İşte bu nankörlük ve meyveleri olan merhametsizlik, hodgamlık (bencillik), sevgisizlik, menfaatperestlik, inadına tarafgirlik, hased, ölümü ve kabre yalnız gireceğini unutmak / unutturmak gibi şeytani hasletler, gönüllerimizi kurutup, aklımızı insanlık / insaniyet için körleştirdiğinde vay halimize!
Gözle göremediğimiz ve hükmetmekte aciz kaldığımız o mikroskobik canlılar bizleri perişan ettiği gibi; bilakis günümüz çağında öyle zulümler var ki, milyonlarca mazlumu musibet davetçisi yapmış. Sahillere vuran insan bedenleri, kan ve gözyaşı üzerine kurulan düzenler, partiperestlik yüzünden bir araya gelen şeytanlar ve daha niceleri… Mazlumları (mazlumun dili, dini olmadığı gibi, zalimin de kim olduğunun önemi yok!) koruyanların yanında değil de tarafgir olduğumuz zalimin yanında duranların yanında durmak veya sessiz kalmak zulmü katmerleştiriyor sonuçta, ikaz adına gönderilen bela ve musibetler de katmerleşiyor.
Koronayı bile aratacak öyle şeyler var ki… Sanki her uyuduğumuzda uyanmak elimizde gibi, güneş doğmak, tavuk yumurta, inek süt vermek, yağmur yağmak zorunda gibi. Aldığımız her nefes en kıymetli meta iken bedava gözükmesi gibi; sıradanlaşan nimetler. Rabbim bizden bu nimetlerin devamı için anlık ve günlük şükür istiyor. Ola ki asi olanlar unutur diye her nefesine “hu” dedirterek, nefes nimetinin ve hayatın devamını sağlıyor, hem de bedava. Oysa şuurlu teşekkür, insaniyetin ve nimetin devamı için elzemdir!

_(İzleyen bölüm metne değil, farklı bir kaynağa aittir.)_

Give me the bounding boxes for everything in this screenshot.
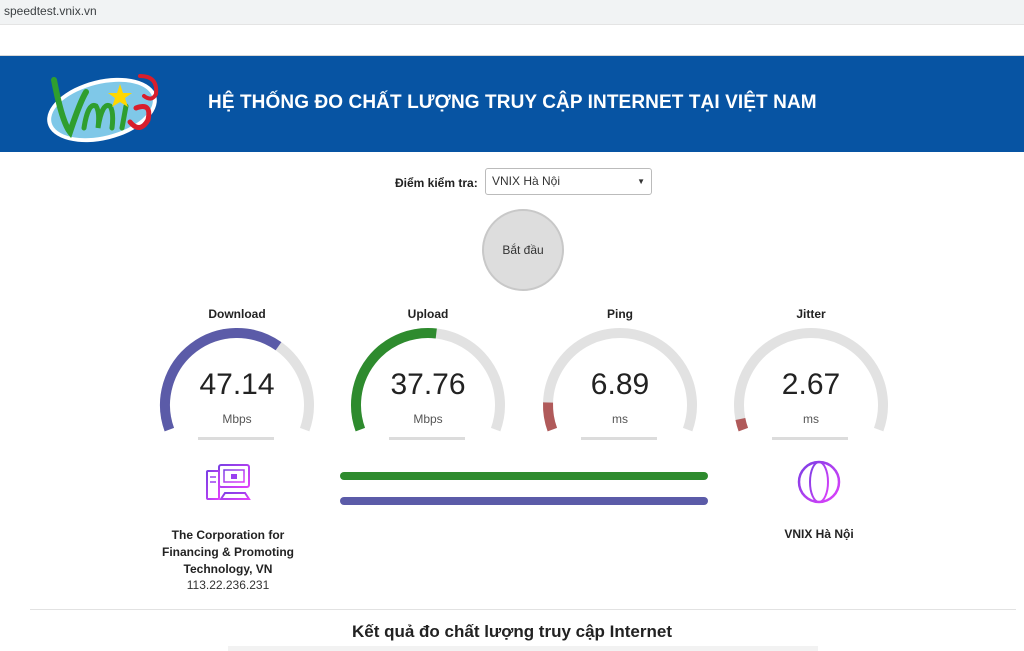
globe-icon — [797, 460, 841, 504]
gauge-arc — [734, 328, 888, 432]
gauge-underline — [389, 437, 465, 440]
client-ip-address: 113.22.236.231 — [186, 578, 270, 592]
gauge-download: Download 47.14 Mbps — [158, 306, 316, 446]
gauge-title: Ping — [607, 307, 633, 321]
client-isp-name: The Corporation for Financing & Promotin… — [162, 528, 294, 576]
gauge-track — [734, 328, 888, 432]
test-point-selected: VNIX Hà Nội — [492, 174, 561, 188]
test-point-select[interactable]: VNIX Hà Nội ▼ — [485, 168, 652, 195]
gauge-fill — [543, 402, 558, 432]
browser-address-bar[interactable]: speedtest.vnix.vn — [0, 0, 1024, 25]
start-button[interactable]: Bắt đầu — [482, 209, 564, 291]
gauge-fill — [735, 417, 749, 432]
upload-progress-bar — [340, 472, 708, 480]
server-name: VNIX Hà Nội — [784, 527, 854, 541]
gauge-underline — [581, 437, 657, 440]
gauge-title: Upload — [407, 307, 449, 321]
gauge-arc — [543, 328, 697, 432]
server-computer-icon — [206, 464, 251, 500]
gauge-title: Jitter — [796, 307, 826, 321]
download-progress-bar — [340, 497, 708, 505]
gauge-unit: Mbps — [222, 412, 252, 426]
browser-toolbar-area — [0, 25, 1024, 56]
gauge-jitter: Jitter 2.67 ms — [732, 306, 890, 446]
site-header: HỆ THỐNG ĐO CHẤT LƯỢNG TRUY CẬP INTERNET… — [0, 56, 1024, 152]
test-point-row: Điểm kiểm tra: VNIX Hà Nội ▼ — [0, 168, 1024, 198]
start-button-label: Bắt đầu — [502, 243, 544, 257]
section-divider — [30, 609, 1016, 610]
gauge-unit: ms — [803, 412, 819, 426]
gauge-underline — [772, 437, 848, 440]
vnix-logo[interactable] — [40, 62, 164, 148]
gauge-value: 2.67 — [781, 368, 841, 401]
url-text[interactable]: speedtest.vnix.vn — [4, 4, 97, 18]
gauge-value: 47.14 — [199, 368, 275, 401]
results-heading: Kết quả đo chất lượng truy cập Internet — [351, 622, 673, 641]
test-point-label: Điểm kiểm tra: — [395, 176, 478, 190]
gauge-arc — [351, 328, 505, 432]
gauge-upload: Upload 37.76 Mbps — [349, 306, 507, 446]
gauge-underline — [198, 437, 274, 440]
gauge-arc — [160, 328, 314, 432]
gauge-unit: Mbps — [413, 412, 443, 426]
gauge-ping: Ping 6.89 ms — [541, 306, 699, 446]
gauge-fill — [160, 328, 282, 432]
gauge-track — [543, 328, 697, 432]
gauge-value: 37.76 — [390, 368, 466, 401]
gauge-value: 6.89 — [590, 368, 650, 401]
page-title: HỆ THỐNG ĐO CHẤT LƯỢNG TRUY CẬP INTERNET… — [208, 92, 817, 113]
dropdown-arrow-icon: ▼ — [637, 177, 645, 186]
gauge-title: Download — [208, 307, 266, 321]
gauge-fill — [351, 328, 437, 432]
results-table-top — [228, 646, 818, 651]
gauge-unit: ms — [612, 412, 628, 426]
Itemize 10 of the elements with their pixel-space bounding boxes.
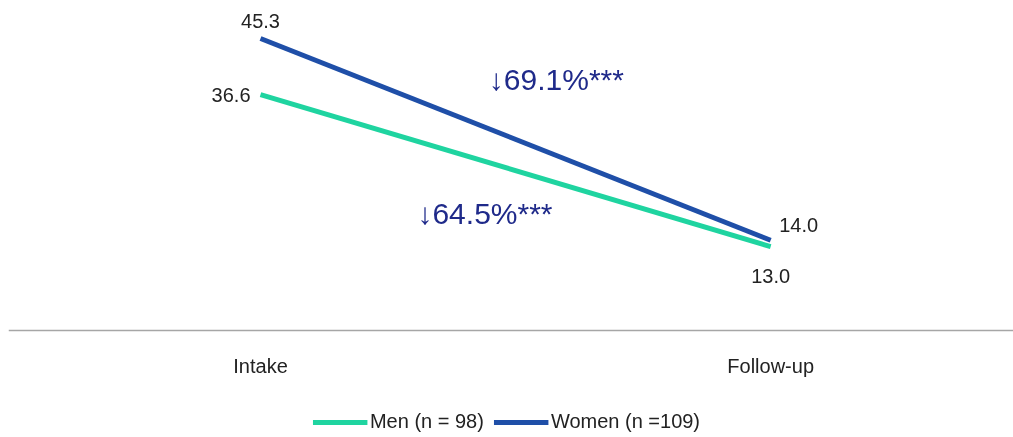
data-label: 14.0 [779,214,819,237]
data-label: 36.6 [211,83,251,106]
annotation: ↓69.1%*** [488,62,625,96]
annotation: ↓64.5%*** [417,197,553,231]
data-label: 13.0 [751,264,791,287]
legend-label: Women (n =109) [550,410,701,433]
legend-label: Men (n = 98) [369,410,484,433]
x-tick-label: Follow-up [727,354,815,377]
x-tick-label: Intake [233,354,288,377]
data-label: 45.3 [241,10,280,33]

Bakın hele yağmur gelmiyor, getiremiyoruz. Gönül kuraklığımız onu durduruyor! Onu (Rahmeti) davet edecek, ona layık olan(liyakat kesbeden) gönüller azaldığından, bu musibete davetiye çıkardık. “..yağmursuzluk bir musibettir ve ceza-yı amel bir azaptır. Buna karşın, ağlamakla ve hüzün ve kederle, niyaz ve hazinane yalvarmakla ve pek ciddi nedamet ve tevbe ve istiğfar ile karşılamak ve sünnet-i seniye dairesinde, bidalar karışmadan, şeriatin (Kur’anın) tayin ettiği tarzda dergah-ı İlahiyeye iltica etmek ve dua ve o hale mahsus ubudiyetle (ibadetle) mukabele etmektir. Hem böyle umumi musibetler, ekser nasın (insanlığın) hatasından geldiği cihetle, o insanların ekseri (kısm-ı azamı) tevbe ve nedamet ve istiğfar etmekle def olur (EL.33)…”.
Dua ve duaya yakışır haller içinde olmak ve bunu da ekser insanlık olarak yapacak hale gelmezsek vay halimize; daha bu kuraklık ve musibetler devam edecektir. “Mûsâ tayin ettiğimiz vakit ve yerde bulunmak üzere kavminden yetmiş adam seçti. Onları o müthiş deprem yakalayınca Mûsâ dedi ki: “Ey rabbim! Dileseydin onları ve beni daha önce helâk ederdin. İçimizdeki beyinsizlerin işledikleri yüzünden bizi helâk edecek misin? Bu iş, senin imtihanından başka bir şey değildir; onunla dilediğini saptırır, dilediğini de doğru yola iletirsin. Sen bizim velîmizsin. Artık bizi bağışla ve bize acı! Sen bağışlayanların en iyisisin (Araf:155).”